If they want to shoot, let the first bullet lands on me.”Lawyer Daboe

Shortly before taking to the streets, the Secretary General of United Democratic Party Lawyer Ousainou Darboe prepared the mentality of family members (wives and children). The somber address could only be compared the statement of a soldier on a war mission.
“I’m ready to go to the streets to demand justice for my children,” Mr. Darboe told his family. “So do not worry about me. I have lived my life for The Gambia and have achieved a lot. If they want to shoot, let the first bullet lands on me.”
Lawyer Ousainou Darboe has always been a man who does not speak loosely but one who guards whatever he says. He has always been telling protest-frenzy Gambians that “when I say I will protest, I will be on the streets when the circumstance demands it. I will not tell people what they want to hear and not do it.”
When news of the torture, coma and extra-judicial execution of Solo Sandeng (UDP’s Organising Secretary) came to light coupled with the government’s refusal to allow families and party officials access to them, Lawyer Darboe thought his options have narrowed down. He was determined to do what every leader who is worth the salt will do: lead your followers to demand justice. That was exactly what Ousainou Darboe had demonstrated and asked his executive members to do the same. He knew he was dealing with a paranoid regime that is more scared of its opponents than death. A regime that has been and continues to feed on the blood of innocent civilians. A regime that just two months back tortured to death Sheriff Dibba, the Secretary General of Gambia National Transport Control Association, for merely demanding a reduction of fuel prices in the country. Like majority of Gambians, Dibba did not understand why fuel prices was on the increase in The Gambia when crude oil price decreased.
Darboe advised that deputy executive members stay out of the peaceful. This strategic decision will keep the party running in case Darboe and others do not come back.
No sooner had the peaceful protest started than the Police Intervention Unit descended on the protesters, teargassing, beating and arresting them. The entire executive, including party leader, Kemeseng Jammeh, Alhagie Momodou Sanneh, Lamin Jatta and Femi Peters, were arrested and kept in custody.
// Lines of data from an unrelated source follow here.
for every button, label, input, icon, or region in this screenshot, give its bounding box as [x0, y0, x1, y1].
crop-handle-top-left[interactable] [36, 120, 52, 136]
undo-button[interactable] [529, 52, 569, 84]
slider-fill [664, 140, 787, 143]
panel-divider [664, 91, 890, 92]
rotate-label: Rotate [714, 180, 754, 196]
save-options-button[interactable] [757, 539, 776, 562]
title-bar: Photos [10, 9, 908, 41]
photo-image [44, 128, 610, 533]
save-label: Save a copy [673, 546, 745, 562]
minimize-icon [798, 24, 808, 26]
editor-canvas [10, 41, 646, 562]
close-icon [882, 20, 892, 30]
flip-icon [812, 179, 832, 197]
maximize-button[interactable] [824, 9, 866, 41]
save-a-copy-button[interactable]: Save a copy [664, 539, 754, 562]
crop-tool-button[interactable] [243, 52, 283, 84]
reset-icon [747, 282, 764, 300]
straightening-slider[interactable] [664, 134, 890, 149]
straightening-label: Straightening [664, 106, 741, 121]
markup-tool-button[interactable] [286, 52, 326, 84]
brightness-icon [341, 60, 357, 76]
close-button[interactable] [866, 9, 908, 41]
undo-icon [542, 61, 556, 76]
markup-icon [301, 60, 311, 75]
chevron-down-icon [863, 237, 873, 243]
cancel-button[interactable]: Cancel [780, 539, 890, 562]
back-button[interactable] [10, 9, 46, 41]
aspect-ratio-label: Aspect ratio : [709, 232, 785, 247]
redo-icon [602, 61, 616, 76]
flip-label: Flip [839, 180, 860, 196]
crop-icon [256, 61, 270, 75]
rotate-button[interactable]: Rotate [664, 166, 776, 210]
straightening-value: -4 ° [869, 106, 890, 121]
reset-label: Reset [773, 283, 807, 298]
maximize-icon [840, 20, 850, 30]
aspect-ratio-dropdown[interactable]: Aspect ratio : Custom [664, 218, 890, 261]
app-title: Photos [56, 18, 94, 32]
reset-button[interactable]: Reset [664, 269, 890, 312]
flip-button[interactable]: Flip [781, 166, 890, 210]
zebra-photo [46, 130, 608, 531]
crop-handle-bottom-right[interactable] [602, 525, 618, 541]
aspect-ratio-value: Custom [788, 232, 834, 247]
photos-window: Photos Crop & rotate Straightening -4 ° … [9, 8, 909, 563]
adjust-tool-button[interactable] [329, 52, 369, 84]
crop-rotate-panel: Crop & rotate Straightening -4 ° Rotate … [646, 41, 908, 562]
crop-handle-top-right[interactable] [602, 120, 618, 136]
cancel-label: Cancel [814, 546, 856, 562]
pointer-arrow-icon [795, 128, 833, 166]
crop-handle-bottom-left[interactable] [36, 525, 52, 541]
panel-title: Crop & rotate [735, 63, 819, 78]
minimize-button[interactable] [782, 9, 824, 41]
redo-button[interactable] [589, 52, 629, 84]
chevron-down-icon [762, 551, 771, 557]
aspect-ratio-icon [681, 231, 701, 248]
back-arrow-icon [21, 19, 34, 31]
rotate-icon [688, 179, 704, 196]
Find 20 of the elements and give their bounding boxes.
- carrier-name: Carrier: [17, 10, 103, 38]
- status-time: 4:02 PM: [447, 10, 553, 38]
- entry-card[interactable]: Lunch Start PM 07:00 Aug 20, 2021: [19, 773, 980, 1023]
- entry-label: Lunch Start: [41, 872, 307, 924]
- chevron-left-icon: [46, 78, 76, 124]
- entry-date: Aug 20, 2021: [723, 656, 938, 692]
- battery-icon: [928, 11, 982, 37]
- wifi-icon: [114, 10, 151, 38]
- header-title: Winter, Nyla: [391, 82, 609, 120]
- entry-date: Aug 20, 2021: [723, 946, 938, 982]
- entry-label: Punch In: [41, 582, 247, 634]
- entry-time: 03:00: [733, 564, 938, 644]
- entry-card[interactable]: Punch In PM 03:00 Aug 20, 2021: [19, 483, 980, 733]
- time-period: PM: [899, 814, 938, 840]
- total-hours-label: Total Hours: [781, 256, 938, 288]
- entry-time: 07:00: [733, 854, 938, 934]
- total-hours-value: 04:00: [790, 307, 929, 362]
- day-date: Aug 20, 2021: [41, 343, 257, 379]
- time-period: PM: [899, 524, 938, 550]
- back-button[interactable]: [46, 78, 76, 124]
The UDP Deputy Secretary General, Aji Yamundow Secka, has since stepped into the shoes of Mr. Darboe.
At a time our government should have busied itself with cleaning the mess of President Jammeh’s border crisis and ease burden on ordinary Gambians and Senegalese, we were shocked the dictatorial regime decided to open yet another bloody chapter. As a country, we are at a break or moment period – a period capable of putting our country in fire. The world must not watch idle and allow this madness to thrive.
Everyone agrees that without politics there is no democracy and without democracy there is no development. Shame on Jammeh’s style of democracy – a democracy that allows innocent blood to be spilt with families denied justice. Any blood that is wasted in the fight for The Gambia’s freedom will continue to be celebrated. Only cowards will commit a crime and remain hiding.